Слепая любовь - Елена Лагутина 9 стр.


Но документы лежали в сейфе, а уж подкупить пару медсестер с их нищенскими зарплатами и вовсе не составило большого труда... Все роли были распределены, декорации расставлены - оказывается, за деньги легко можно купить даже смерть. Данка была без сознания, находясь под воздействием сильнейшего наркотического препарата, почти сутки - этого времени вполне хватило на то, чтобы доставить ее туда, откуда она начала свой путь в столицу. Все возвращалось на круги своя - а телефонный номер Галина предусмотрительно сменила в тот же день, заранее обрекая на провал все возможные попытки Данки связаться с Андреем по телефону... Хотя этих попыток и не последовало.

Как сложно отличить сон от действительности, когда глаза не могут видеть! Только звуки. Но как понять, что ты не грезишь, что все - наяву, тем более если еще совсем недавно...

Что же случилось? Данка была совершенно уверена, что спит, когда внезапно, словно издалека, услышала голос отца... Глаза открылись. Как обычно, проснувшись, она не сразу вспоминала, что светлее не станет - ночь и день, сон и явь теперь одинакового черного цвета, и так будет всегда, но звуки?..

Хотя самое страшное ждало ее впереди. Звуки еще можно было списать на то, что она еще не проснулась, голос отца звучал лишь в ее сознании, но вот запах... Откуда здесь, в московской больнице, этот терпкий, густой запах свежевымытого деревянного пола?

Она замерла, сжалась, не в силах произнести ни слова. Галина... Последнее, что она помнила, это укол в вену. Кажется, вчера у нее подскочило давление, и доктор ввел ей лекарство... Только почему с каждой секундой нарастает ощущение, что это было не вчера? Какая-то черная яма, зияющая брешь в памяти, пропасть, заглянуть в которую - значит упасть и разбиться, а не заглянуть - нельзя.
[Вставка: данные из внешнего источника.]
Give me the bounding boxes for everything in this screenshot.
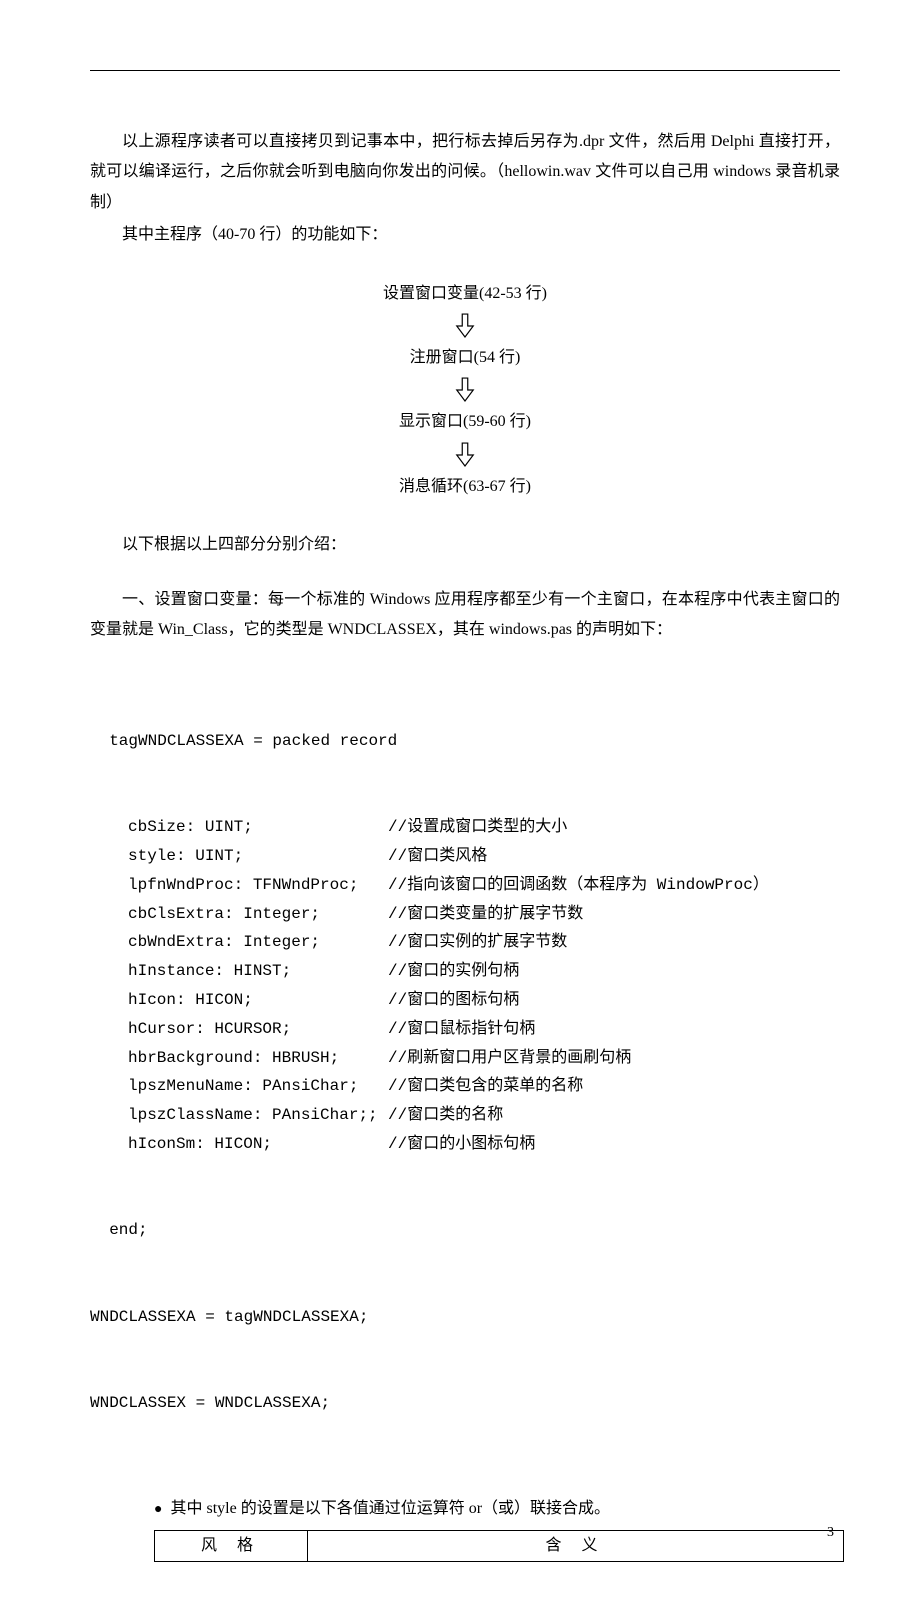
arrow-down-icon xyxy=(454,313,476,339)
code-line: hInstance: HINST;//窗口的实例句柄 xyxy=(90,957,840,986)
code-field: cbSize: UINT; xyxy=(90,813,388,842)
code-line: hbrBackground: HBRUSH;//刷新窗口用户区背景的画刷句柄 xyxy=(90,1044,840,1073)
top-rule xyxy=(90,70,840,71)
arrow-down-icon xyxy=(454,377,476,403)
code-comment: //窗口鼠标指针句柄 xyxy=(388,1015,840,1044)
code-line: tagWNDCLASSEXA = packed record xyxy=(90,727,840,756)
arrow-down-icon xyxy=(454,442,476,468)
table-header-meaning: 含 义 xyxy=(308,1531,844,1562)
code-comment: //窗口类的名称 xyxy=(388,1101,840,1130)
paragraph-main-fn: 其中主程序（40-70 行）的功能如下： xyxy=(90,220,840,250)
code-comment: //窗口的小图标句柄 xyxy=(388,1130,840,1159)
code-line: WNDCLASSEXA = tagWNDCLASSEXA; xyxy=(90,1303,840,1332)
code-field: cbWndExtra: Integer; xyxy=(90,928,388,957)
code-line: hIcon: HICON;//窗口的图标句柄 xyxy=(90,986,840,1015)
code-comment: //窗口类风格 xyxy=(388,842,840,871)
code-line: end; xyxy=(90,1216,840,1245)
code-line: lpszMenuName: PAnsiChar;//窗口类包含的菜单的名称 xyxy=(90,1072,840,1101)
table-header-row: 风 格 含 义 xyxy=(155,1531,844,1562)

Она заглянула. Сначала рука коснулась шероховатой поверхности гобеленовой обивки дивана, пальцы судорожно сжали кусок простыни, перебрались на подушку, и она сразу же вспомнила эту подушку, этот грязно-розовый гобеленовый диван... В последней отчаянной попытке она протянула руку вправо - вот здесь должна находиться та самая тумбочка, ее первая знакомая вещь в палате, на которой обычно стояла ваза с цветами... Вот здесь... Пальцы сжимались и разжимались, хватая и чувствуя только пустоту. Волна ужаса подкатила к самому горлу, предательски застучало сердце, похолодели и покрылись влажным потом руки. Как маленький, беспомощный, потерявшийся ребенок, она закричала в пустоту - закричала то единственное слово, которое, наверное, любой, даже самый сильный человек вспоминает в минуту отчаяния и страха, позабыв обо всем на свете, не думая, ни на что больше и не надеясь, - мама...

- Мама! Мама! Мамочка! - Вскочила, обхватила колени руками, и снова, уже тише, как сдавленный стон, и уже без надежды: - Мама!

Неделю она пролежала, почти не поднимаясь с кровати, не разговаривая, почти без сна, практически не принимая пищи и лишь изредка глотая омерзительно теплую воду из чашки, которая всегда стояла на полу возле дивана. Иногда она чувствовала, безошибочно определяла его присутствие в комнате, гнала его, и он уходил, а через какое-то время снова бесшумно появлялся в дверном проеме и смотрел... Смотрел, не в силах сдвинуться с места - ни подойти ближе, ни уйти прочь... И даже когда редкий тревожный сон - не сон, а зыбкий полубред - сковывал ее сознание, она все равно просыпалась, чувствуя его присутствие, и снова прогоняла, он снова молча уходил и снова возвращался. Иногда он все-таки подходил ближе, поднимал с пола стакан.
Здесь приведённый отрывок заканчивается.